Atomicity
First, reads and writes of a lock-free variable must be atomic. For this reason, lock-free variables are typically no larger than the machine's native word size, and are usually pointers (C++), object references (Java, .NET), or integers. Trying to use an ordinary list<T>::iterator variable as a lock-free shared variable isn't a good idea and can't reliably meet the atomicity requirement, as we will see.
Let's consider the races on iHead and iTail in these lines from Produce and Consume:
void Produce(const T& t) {
...
iTail = list.end();
list.erase(list.begin(), iHead);
}
bool Consume(T& t) {
...
if (iNext != iTail) {
iHead = iNext;
... }
If reads and writes of iHead and iTail are not atomic, then Produce could read a partly updated (and therefore corrupt) iHead and try to dereference it, and Consume could read a corrupt iTail and fall off the end of the queue. Marginean does note this requirement:
"Reading/writing list<T>::iterator is atomic on the machine upon which you run the application." [2]

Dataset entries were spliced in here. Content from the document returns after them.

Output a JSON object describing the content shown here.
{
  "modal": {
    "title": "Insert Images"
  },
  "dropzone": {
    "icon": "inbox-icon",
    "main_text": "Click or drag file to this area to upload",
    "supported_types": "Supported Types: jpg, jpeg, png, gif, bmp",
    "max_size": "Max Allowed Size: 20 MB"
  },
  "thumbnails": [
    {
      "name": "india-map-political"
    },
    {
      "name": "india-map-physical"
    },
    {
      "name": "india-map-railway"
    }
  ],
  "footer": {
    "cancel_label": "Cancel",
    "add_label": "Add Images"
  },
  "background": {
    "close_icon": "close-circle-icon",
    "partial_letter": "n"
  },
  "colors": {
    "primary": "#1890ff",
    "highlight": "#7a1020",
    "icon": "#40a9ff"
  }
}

Alas, atomicity is necessary but not sufficient (see next section), and not supported by list<T>::iterator. First, in practice, many list<T>::iterator implementations I examined are larger than the native machine/pointer size, which means that they can't be read or written with atomic loads and stores on most architectures. Second, in practice, even if they were of an appropriate size, you'd have to add other decorations to the variable to ensure atomicity, for example to require that the variable be properly aligned in memory.
Finally, the code isn't valid ISO C++. The 1998 C++ Standard said nothing about concurrency, and so provided no such guarantees at all. The upcoming second C++ standard that is now being finalized, C++0x, does include a memory model and thread support, and explicitly forbids it. In brief, C++0x says that the answer to questions such as, "What do I need to do to use a list<T> mylist thread-safely?" is "Same as any other object"—if you know that an object like mylist is shared, you must externally synchronize access to it, including via iterators, by protecting all such uses with locks, else you've written a race [3]. (Note: Using C++0x's std::atomic<> is not an option for list<T>::iterator, because atomic<T> requires T to be a bit-copyable type, and STL types and their iterators aren't guaranteed to be that.)